Systems Integration: An Energy Management Must

October 17, 2012 By Jessica Lyons Hardcastle

The key to successfully implementing a comprehensive energy management program is systems integration — being able to simultaneously monitor heating and cooling systems, lighting, production machines and all other energy-consuming equipment, according to Control Engineering.

Feras Karim, a senior systems engineer on the energy management team at SAIC, tells the magazine that the biggest challenge facing manufacturers is legacy systems: multiple systems from multiple suppliers, and systems from different generations.

When it comes to managing energy on an enterprise-wide scale, a company should determine what it wants to accomplish and what will provide the quickest payback, before buying any new technology, says Janet Lin, a senior manager at Verdantix and co-lead of its energy practice. But this will eventually lead to an integration project, and the more systems a company needs to integrate, the more potential problems they will face, Lin warns.

She suggests companies work with a systems integration firm that has expertise in the category of software they are using.

A six-month study by Verdantix found large-scale energy systems integration has become an important component of financial performance for a number of public and private sectors, including grocery retail, telecom, real estate development, data centers, manufacturing and electricity networks.

Karim says the best integrators offer vendor-agnostic services. And while systems integration used to be a costly endeavor, these days a number of “intelligent appliances” make it easier to integrate propriety systems, Karin says.

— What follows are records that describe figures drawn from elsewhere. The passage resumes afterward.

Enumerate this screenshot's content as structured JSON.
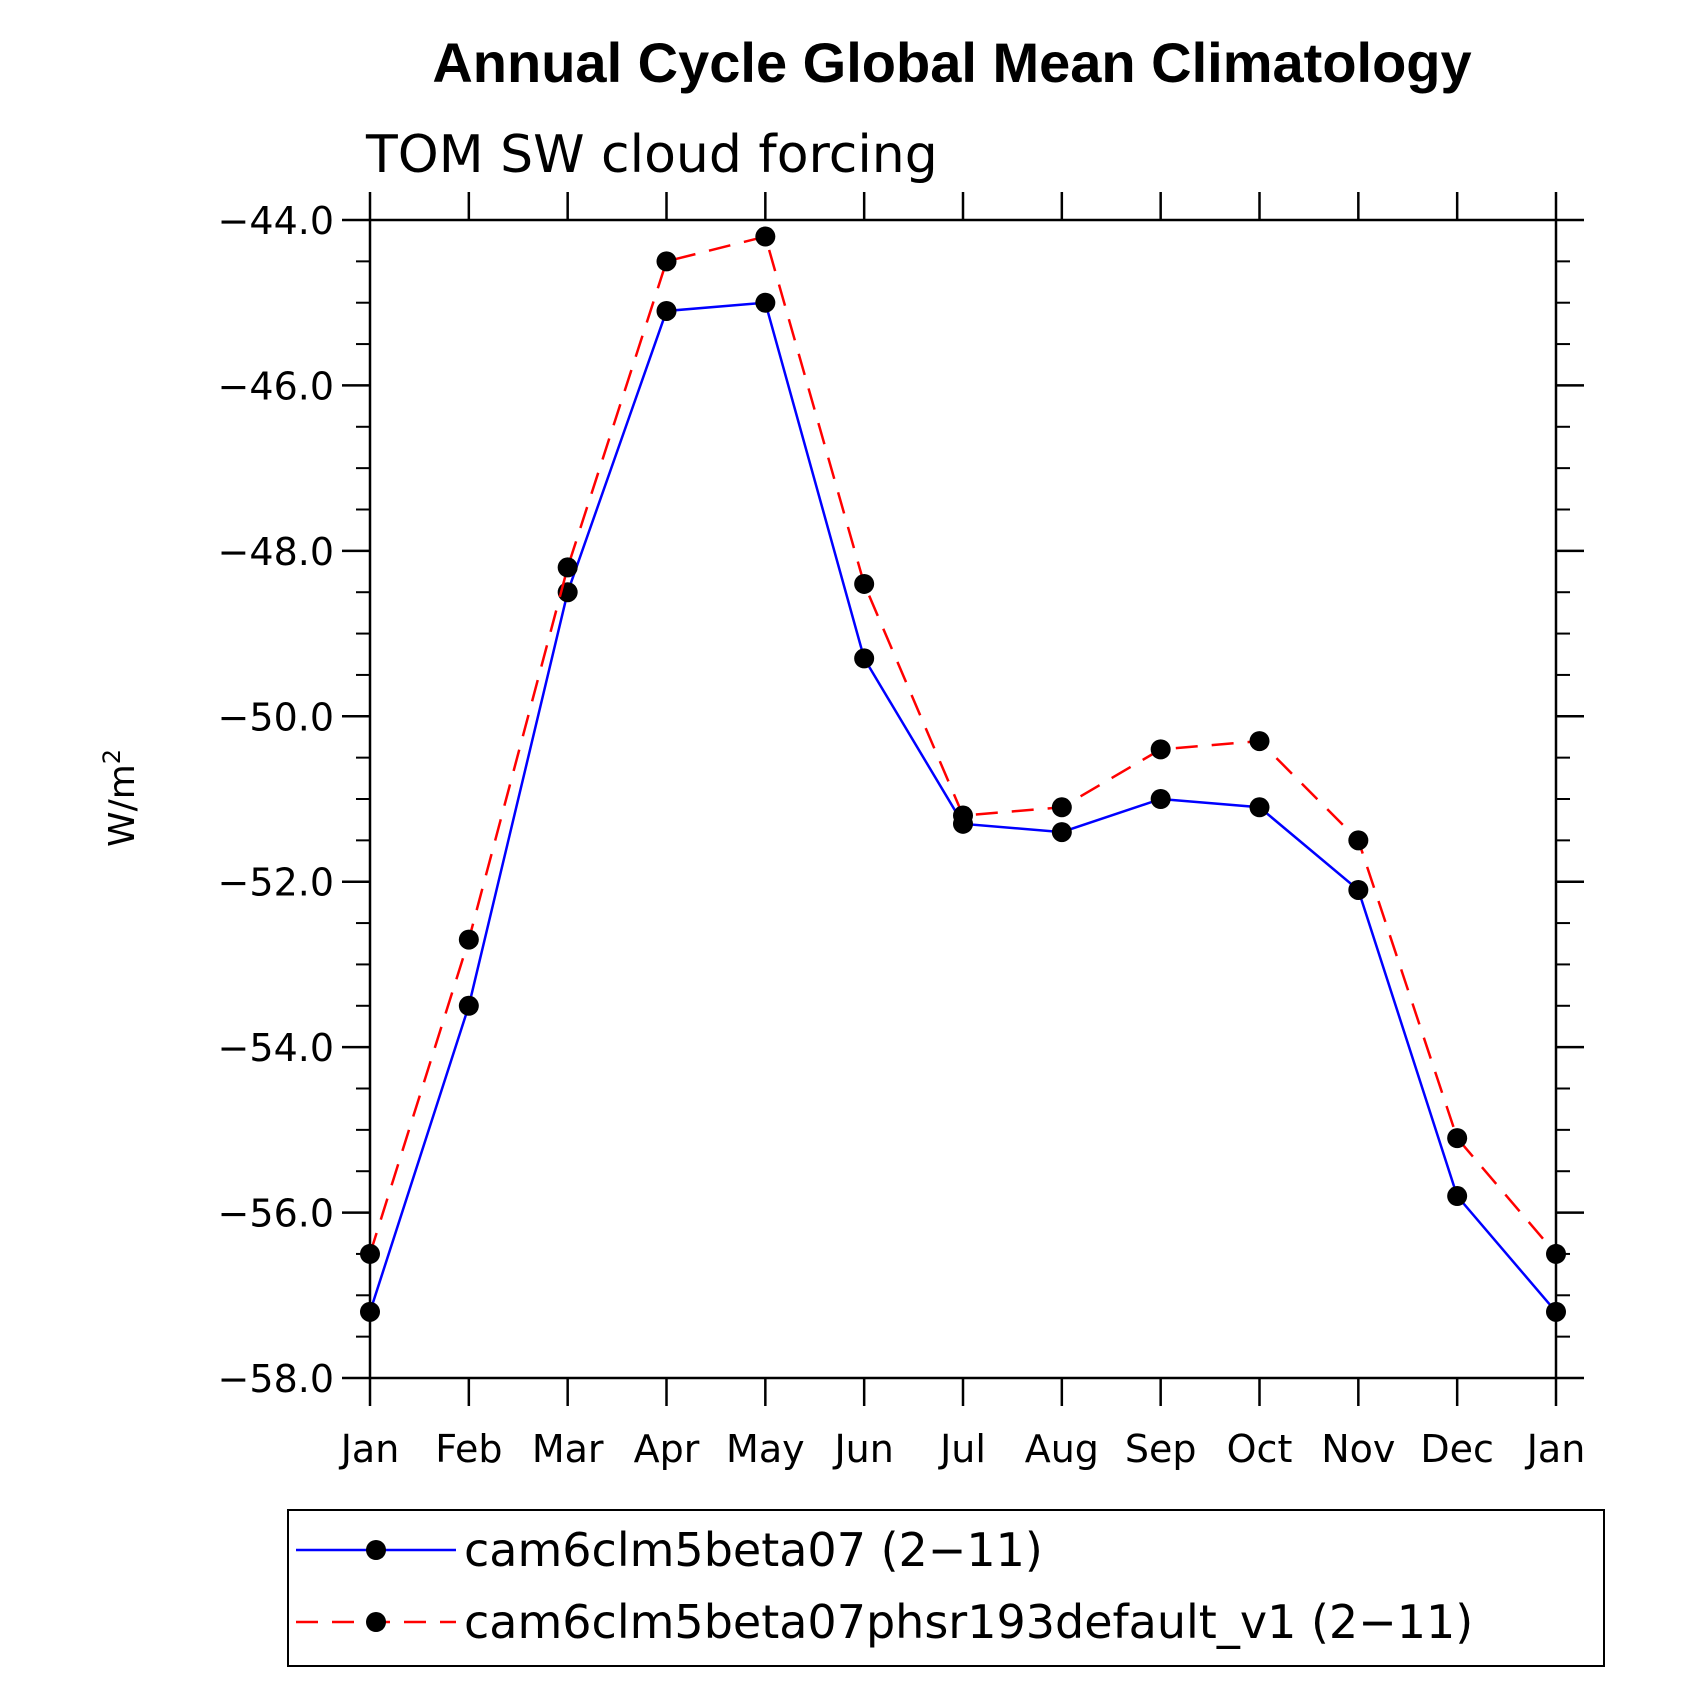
{
  "chart_data": {
    "type": "line",
    "title": "Annual Cycle Global Mean Climatology",
    "subtitle": "TOM SW cloud forcing",
    "ylabel": "W/m",
    "ylabel_superscript": "2",
    "xlabel": "",
    "categories": [
      "Jan",
      "Feb",
      "Mar",
      "Apr",
      "May",
      "Jun",
      "Jul",
      "Aug",
      "Sep",
      "Oct",
      "Nov",
      "Dec",
      "Jan"
    ],
    "ylim": [
      -58.0,
      -44.0
    ],
    "yticks": [
      "-44.0",
      "-46.0",
      "-48.0",
      "-50.0",
      "-52.0",
      "-54.0",
      "-56.0",
      "-58.0"
    ],
    "ytick_values": [
      -44,
      -46,
      -48,
      -50,
      -52,
      -54,
      -56,
      -58
    ],
    "y_minor_step": 0.5,
    "grid": false,
    "legend_position": "bottom",
    "series": [
      {
        "name": "cam6clm5beta07 (2-11)",
        "color": "#0000ff",
        "line_style": "solid",
        "marker": "filled-circle",
        "marker_color": "#000000",
        "values": [
          -57.2,
          -53.5,
          -48.5,
          -45.1,
          -45.0,
          -49.3,
          -51.3,
          -51.4,
          -51.0,
          -51.1,
          -52.1,
          -55.8,
          -57.2
        ]
      },
      {
        "name": "cam6clm5beta07phsr193default_v1 (2-11)",
        "color": "#ff0000",
        "line_style": "dashed",
        "marker": "filled-circle",
        "marker_color": "#000000",
        "values": [
          -56.5,
          -52.7,
          -48.2,
          -44.5,
          -44.2,
          -48.4,
          -51.2,
          -51.1,
          -50.4,
          -50.3,
          -51.5,
          -55.1,
          -56.5
        ]
      }
    ]
  }
}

General Motors saved $50 million in energy costs and reduced its energy intensity 25 percent by working with SAIC to integrate its systems. Since the partnership began 10 years ago, SAIC has executed more than $75 million in energy projects across multiple contracts for GM, and helped GM avoid more than 778,000 metric tons of excessive greenhouse gas emissions.

A May Environmental Leader article says SAIC, along with AECOM, AMEC, Arcadis, CH2M Hill, ERM, and URS, leads the US market for environmental services, according to a report from Verdantix.

Large US firms will spend $2.5 billion annually on technology consulting and systems integration relating to their energy and sustainability initiatives by 2015, the analyst firm forecasts.